Scoring uses a OptimizerWeights dataclass — lower score = better schedule:
FieldDefaultDescription
gap_per_hour1.0Penalty per hour of idle time between classes on the same day
per_day3.0Penalty per campus day
per_extreme2.0Penalty per session starting before 08:00 or ending after 19:00
early_before_min480 (08:00)Sessions starting before this minute-of-day count as extreme
late_after_min1140 (19:00)Sessions ending after this minute-of-day count as extreme
@dataclass
class OptimizerWeights:
    gap_per_hour: float = 1.0
    per_day: float = 3.0
    per_extreme: float = 2.0
    early_before_min: int = 8 * 60   # before 08:00
    late_after_min: int = 19 * 60    # after 19:00

OptimizedSchedule Fields

Each candidate schedule returned by the optimizer exposes:
FieldTypeDescription
scorefloatTotal penalty score (lower = better)
daysintNumber of distinct campus days
gap_minutesintTotal idle minutes between classes across all days
extreme_sessionsintNumber of sessions in extreme hours
selectionslist[CourseSelection]One section/subgroup choice per course
sessionslist[CatalogSession]Flattened list of all individual sessions (property)

How the Algorithm Works

1

Build candidate selections per course

For each requested course name the optimizer queries the catalog using normalized matching (Unicode-stripped, lowercased, whitespace-normalized). Sections are grouped by (cycle, section). Within a section, sessions without a subgroup (theory/practice shared by all) are always included; each distinct subgroup label (lab groups G1/G2/…) produces one CourseSelection candidate, each bundling the shared fixed sessions with that subgroup’s own sessions.
2

Backtracking with conflict detection

A recursive backtracking function walks through the course list. For each candidate selection it checks every session against all already-committed sessions for overlap: a.day == b.day AND a.start_min < b.end_min AND b.start_min < a.end_min. Any overlapping candidate is skipped entirely.
3

Score and sort

Every complete combination of one selection per course is scored and appended to the results list. After all combinations are exhausted, the list is sorted ascending by score.
4

Deduplicate

Different lab subgroups can produce schedules with identical visual blocks (same day/start/end/course tuples). A set-based deduplication pass removes these before truncating to top_n (default: 5).

optimize() Signature

from src.domain.services.schedule_optimizer import optimize, OptimizerWeights

schedules, missing = optimize(
    course_names=["ALGEBRA LINEAL", "CALCULO II", "FISICA I"],
    catalog=catalog,          # ScheduleCatalog loaded from horarios_catalogo.json
    top_n=5,
    weights=OptimizerWeights(),   # optional — defaults shown above
)
# schedules: List[OptimizedSchedule] sorted by score, at most top_n items
# missing:   List[str] of course names not found in the catalog

Missing Courses

If a requested course name is not found in the catalog (after normalization), it is appended to the missing list and excluded from optimization.

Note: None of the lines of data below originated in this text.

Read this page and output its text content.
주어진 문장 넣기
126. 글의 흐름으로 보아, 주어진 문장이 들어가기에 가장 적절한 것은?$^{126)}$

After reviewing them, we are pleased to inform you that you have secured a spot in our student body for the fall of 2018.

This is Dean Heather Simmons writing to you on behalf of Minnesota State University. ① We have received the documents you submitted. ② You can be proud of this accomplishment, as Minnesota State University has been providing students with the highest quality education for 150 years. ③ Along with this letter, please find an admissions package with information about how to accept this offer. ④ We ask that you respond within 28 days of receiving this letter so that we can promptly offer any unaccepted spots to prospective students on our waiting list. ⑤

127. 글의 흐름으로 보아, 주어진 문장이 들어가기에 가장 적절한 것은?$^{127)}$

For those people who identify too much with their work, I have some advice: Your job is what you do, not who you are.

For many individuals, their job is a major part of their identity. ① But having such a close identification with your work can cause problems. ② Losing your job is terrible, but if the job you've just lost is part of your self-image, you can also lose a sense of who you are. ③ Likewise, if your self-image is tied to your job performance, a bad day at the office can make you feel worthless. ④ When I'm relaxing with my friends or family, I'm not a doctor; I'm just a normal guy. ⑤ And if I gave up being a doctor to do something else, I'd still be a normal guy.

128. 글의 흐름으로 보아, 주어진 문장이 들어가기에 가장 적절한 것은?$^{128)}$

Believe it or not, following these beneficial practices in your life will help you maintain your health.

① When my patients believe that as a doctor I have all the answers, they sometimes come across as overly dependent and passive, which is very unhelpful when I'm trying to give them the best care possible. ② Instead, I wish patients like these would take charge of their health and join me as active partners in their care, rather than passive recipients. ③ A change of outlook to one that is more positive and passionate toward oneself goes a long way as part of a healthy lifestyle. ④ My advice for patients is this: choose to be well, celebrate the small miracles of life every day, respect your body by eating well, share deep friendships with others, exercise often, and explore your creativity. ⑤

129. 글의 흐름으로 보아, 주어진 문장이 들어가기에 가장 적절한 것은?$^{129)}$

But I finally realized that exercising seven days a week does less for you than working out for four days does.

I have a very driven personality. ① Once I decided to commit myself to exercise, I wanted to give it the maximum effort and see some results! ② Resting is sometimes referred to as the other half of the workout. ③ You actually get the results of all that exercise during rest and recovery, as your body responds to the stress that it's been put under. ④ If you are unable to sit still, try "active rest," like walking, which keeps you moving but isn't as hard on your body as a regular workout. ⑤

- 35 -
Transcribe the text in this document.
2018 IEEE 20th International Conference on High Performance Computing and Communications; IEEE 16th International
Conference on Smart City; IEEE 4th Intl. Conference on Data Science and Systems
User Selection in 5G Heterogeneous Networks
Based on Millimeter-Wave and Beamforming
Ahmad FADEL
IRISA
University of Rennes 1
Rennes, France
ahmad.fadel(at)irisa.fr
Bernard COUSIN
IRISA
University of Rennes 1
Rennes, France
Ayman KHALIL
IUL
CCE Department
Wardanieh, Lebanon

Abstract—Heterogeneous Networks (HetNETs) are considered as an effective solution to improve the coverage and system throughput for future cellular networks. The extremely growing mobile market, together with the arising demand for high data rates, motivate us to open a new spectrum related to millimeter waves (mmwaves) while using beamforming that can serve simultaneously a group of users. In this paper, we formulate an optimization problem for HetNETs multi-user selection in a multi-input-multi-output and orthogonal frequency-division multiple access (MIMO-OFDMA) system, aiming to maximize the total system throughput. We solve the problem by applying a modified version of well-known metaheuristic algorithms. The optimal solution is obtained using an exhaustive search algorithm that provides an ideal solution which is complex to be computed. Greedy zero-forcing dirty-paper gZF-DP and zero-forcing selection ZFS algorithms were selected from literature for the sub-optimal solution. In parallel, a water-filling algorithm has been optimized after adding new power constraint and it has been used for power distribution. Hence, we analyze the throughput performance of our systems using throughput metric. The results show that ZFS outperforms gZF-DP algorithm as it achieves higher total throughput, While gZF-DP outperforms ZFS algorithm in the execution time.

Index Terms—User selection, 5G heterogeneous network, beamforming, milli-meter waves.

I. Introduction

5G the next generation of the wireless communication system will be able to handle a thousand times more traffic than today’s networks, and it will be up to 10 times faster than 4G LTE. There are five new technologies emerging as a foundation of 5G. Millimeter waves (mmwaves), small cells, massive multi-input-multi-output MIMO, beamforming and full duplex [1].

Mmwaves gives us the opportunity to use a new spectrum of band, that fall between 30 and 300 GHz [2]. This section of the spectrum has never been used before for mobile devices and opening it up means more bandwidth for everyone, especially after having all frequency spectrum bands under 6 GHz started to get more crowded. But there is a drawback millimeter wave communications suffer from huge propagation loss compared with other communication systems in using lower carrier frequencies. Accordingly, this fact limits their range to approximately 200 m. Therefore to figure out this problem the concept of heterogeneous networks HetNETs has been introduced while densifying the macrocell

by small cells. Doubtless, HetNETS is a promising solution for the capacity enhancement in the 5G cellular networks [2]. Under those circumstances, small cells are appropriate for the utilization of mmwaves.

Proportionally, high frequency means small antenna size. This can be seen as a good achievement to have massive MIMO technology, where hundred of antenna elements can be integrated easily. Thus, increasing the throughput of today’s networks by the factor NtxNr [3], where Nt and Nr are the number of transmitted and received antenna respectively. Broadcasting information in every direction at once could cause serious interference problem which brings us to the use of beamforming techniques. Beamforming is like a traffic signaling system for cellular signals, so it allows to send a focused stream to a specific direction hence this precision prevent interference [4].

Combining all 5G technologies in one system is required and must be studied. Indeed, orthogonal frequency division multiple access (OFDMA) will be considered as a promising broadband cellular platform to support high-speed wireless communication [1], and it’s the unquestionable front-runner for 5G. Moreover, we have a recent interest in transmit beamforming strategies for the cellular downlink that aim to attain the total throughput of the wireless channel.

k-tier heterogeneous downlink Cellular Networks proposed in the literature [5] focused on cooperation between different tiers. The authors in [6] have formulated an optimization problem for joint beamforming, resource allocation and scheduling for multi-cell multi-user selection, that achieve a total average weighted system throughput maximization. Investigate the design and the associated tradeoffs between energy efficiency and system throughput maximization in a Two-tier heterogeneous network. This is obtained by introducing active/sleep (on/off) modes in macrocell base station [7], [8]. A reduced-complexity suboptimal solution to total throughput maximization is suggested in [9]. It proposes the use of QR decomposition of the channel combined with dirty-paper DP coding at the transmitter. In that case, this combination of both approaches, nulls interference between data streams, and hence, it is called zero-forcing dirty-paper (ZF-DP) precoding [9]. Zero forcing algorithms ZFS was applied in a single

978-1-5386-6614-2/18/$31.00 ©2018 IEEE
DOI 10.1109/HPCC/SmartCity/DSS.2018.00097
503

The remaining courses are still optimized normally.

UI Presentation

The optimizer view (optimizer_view.tsx) renders each candidate schedule as an expandable panel labeled Opción 1 · recomendada (lowest score) through Opción 5. Each panel shows:
  • A chip row listing the selected section (and lab subgroup when applicable) for each course.
  • A summary line: number of campus days, total idle time, and extreme-session count.
  • A full schedule grid reusing the same ScheduleGrid component as the weekly schedule.
The course catalog (horarios_catalogo.json) is baked into the backend Docker image at build time. If you need to update it for a new enrollment cycle, consult the catalog-generation scripts in the repository and rebuild the image.